Hi,
I am refering here to fundamental principles of operation, as to what analysed, namely how the different woofers work together. Anyone interrested is best off consulting the Patent.
What you are refering to is actually called imaging/soundstaging in the Englishspeaking areas, not directionality or directivity, which is a technical term analog to the german "buendelungsmass". Imaging is mainly (but not solely) driven by higher frequencies than the low bass.
I am not at all disputing that the Nestorovic system makes fine sound. I merely felt the need to correct SM on some serious illogic and technically inaccurate statements.
Past that, room modes and their excitation, speaker placement etc. is far from an exact science. However, the remarks you cited about the Gentleman who prefers the TWR point, to me at least, strongly towards a room mode issue.
One is not allways conciously aware of the effects of room modes, they become annoyingly audible usually if one actually hears the same system with them reduced/removed or the same music on a system one finds generally agreeable but in which they are absent, the effect more often that not is not so much a "dragging" or overly resonant bass, but (due to a process known as masking) an aparent suppression of certain lower midrange sounds.

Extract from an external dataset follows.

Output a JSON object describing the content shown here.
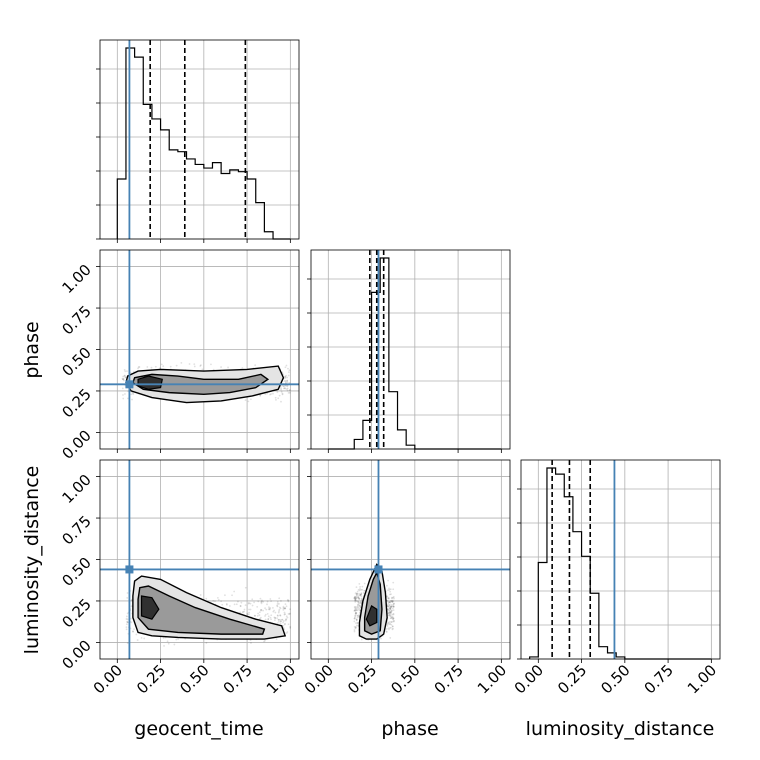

You can easily try this by working out the room modes your system excites and by equalising them out and comparing. You may find that a cheap and cheerfull equaliser damages the sound in other areas more than you are willing to accept, a good methode of comparison is to use a copy of the same CD pre-processed on the PC adjusting only the room modes using high quality, mastering grade EQ Software, this allows an easy and highly effective comparison.